Thursday, December 27, 2007

Citi may double housing-related writeoff

A little over a month ago, Citi said it was probably going to have to write off about $8 billion in bad loan debt, much of it housing related. Turns out the real answer (for now, anyway) is going to be more than twice that much.

Citigroup Inc. could write off as much as $18.7 billion in the fourth quarter, wrote Goldman analysts William F. Tanona, Betsy Miller and Neil C. Sanyal in a note to investors late Wednesday. If it does, they say, the bank may be forced to lower its dividend by 40 percent.

Citi has about $55 billion in exposure to subprime mortgages, about $43 billion of which are collateralized debt obligations, or CDOs, that have mortgages underlying them.

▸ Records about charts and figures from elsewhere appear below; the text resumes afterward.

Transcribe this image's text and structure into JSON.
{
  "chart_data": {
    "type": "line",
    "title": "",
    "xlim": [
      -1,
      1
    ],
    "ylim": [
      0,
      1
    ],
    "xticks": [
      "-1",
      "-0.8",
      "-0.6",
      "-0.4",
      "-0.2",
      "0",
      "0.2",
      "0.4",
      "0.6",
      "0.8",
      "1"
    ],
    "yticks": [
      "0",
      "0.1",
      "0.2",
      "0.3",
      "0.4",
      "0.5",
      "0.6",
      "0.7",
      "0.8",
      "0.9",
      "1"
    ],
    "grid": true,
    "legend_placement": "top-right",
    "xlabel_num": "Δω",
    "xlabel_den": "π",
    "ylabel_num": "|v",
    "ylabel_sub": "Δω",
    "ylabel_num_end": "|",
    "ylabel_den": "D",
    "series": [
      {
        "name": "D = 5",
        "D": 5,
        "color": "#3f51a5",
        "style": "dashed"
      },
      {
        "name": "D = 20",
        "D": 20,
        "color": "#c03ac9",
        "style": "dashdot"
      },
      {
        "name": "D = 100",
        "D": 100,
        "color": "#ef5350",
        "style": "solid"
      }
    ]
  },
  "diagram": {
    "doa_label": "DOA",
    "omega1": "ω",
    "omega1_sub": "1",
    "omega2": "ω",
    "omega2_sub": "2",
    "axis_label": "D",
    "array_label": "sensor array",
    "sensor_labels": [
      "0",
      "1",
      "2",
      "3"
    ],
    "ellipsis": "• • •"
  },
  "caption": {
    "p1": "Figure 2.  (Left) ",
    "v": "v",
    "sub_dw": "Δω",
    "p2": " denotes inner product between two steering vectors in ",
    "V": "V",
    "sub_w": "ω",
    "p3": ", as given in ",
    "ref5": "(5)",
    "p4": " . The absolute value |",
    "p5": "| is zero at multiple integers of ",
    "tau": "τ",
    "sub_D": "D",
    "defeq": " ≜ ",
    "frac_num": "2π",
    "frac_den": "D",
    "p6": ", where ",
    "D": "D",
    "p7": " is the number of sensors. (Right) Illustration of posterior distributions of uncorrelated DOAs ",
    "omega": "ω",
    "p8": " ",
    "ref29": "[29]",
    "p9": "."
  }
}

“We still believe it will be a couple of quarters before the current credit crisis is fully digested by the markets,” the Goldman analysts wrote.

After the November announcement, the Abu Dhabi Investment Authority bought a $7.5 billion chunk of the bank, a 5 percent investment. If the writedown is this bad, Citi will probably need another investment at least that large.

Of course, with that type of bleeding, that means it will be a buyer’s market for any chunk of Citi. And, that’s true in spades if Citi, as is likely, also has to cut its dividend significantly.
CIBC World Markets Corp. analyst Meredith Whitney has said for months that Citi's dividend should be on the chopping block. Earlier this month, she wrote that along with cutting the dividend, Citigroup should raise at least $30 billion in additional capital and sell at least $100 billion in assets.

And, it’s not just Citi. The same Goldman analysts expect Merrill Lynch to have to write off an additional $11.5 billion. Of course, the more these investment banks bleed, and the more their value drops, the more it becomes a falling spiral.